I was recently experimenting with a candy bar animation after I saw a Snickers Bar commercial. I wanted to see if I could recreate the pull of caramel in Cinema 4D when a candy bar is broken apart. I knew the go-to tool for this work would be the cloth engine, but a simple add the tag and see what happens solution was not going to work on this test.
Things didn't go as simply as I I thought they would. Granted, I was only doing a quick proof of concept mockup.
Making a cube editable then “fixing” the furthest points
from the center of the “caramel” was a start.

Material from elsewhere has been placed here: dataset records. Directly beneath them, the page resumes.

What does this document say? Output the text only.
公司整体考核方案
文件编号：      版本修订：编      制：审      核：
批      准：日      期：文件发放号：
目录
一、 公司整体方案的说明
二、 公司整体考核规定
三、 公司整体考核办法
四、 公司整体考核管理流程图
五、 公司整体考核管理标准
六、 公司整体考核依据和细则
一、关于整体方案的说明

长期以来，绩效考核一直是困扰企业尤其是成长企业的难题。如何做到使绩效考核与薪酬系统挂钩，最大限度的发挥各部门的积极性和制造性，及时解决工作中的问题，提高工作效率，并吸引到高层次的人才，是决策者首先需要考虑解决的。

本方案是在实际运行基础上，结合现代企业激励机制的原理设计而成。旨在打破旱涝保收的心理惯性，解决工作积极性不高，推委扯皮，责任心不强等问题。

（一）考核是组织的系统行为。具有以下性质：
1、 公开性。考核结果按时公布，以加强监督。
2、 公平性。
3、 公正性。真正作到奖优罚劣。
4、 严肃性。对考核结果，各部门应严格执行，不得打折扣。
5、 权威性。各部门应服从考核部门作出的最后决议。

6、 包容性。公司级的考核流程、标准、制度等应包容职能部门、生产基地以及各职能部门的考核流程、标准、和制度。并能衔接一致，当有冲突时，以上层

Turning the Stiffness to 0, Flexion 1, and Rubber 100 were the obvious
starting points. I soooooo wanted to turn Rubber up past 100! It was quite amazing the difference in results between Flexion 0 and 1. The Cinema 4D cloth engine
can be as frustrating to fine tune as it is a godsend for simple cloth
animations like a waving flag.
Adding a Cloth Tag to a cube doesn’t get you the expected results as you would by adding it to a simple plane object. Try turning up the Iterations into the hundreds and you will still get intersecting simulations. There is help in the Expert Tab. Turn on Self Collisions and Global Intersection Analysis and your calculations will take a hit but you will get some better results. They are simple check box solutions.
The Cinema 4D help file for Global Intersection Analysis is pretty vague in its explanation:
Turns out Global Intersection Analysis was invented by some guys at Pixar to help with their cloth simulations. See this link here.
My experiment included multiple Cloth Tags on thin planes to try and get the tearing of thin caramel strands. If all you need is a brief shot you might be able to get away with a computer simulation of the candy bar breaking apart, otherwise shooting it for real would probably be a better option. There are many "table top" photography studios that specialize in this type of still and moving image photography.
In my test I just added a simple material with a Bump Channel and Displacement Channel, but the Cinema 4D sculpting tools would be handy to add the ridges of a candy bar. Using an HDRI for reflections also gave life to the caramel surface.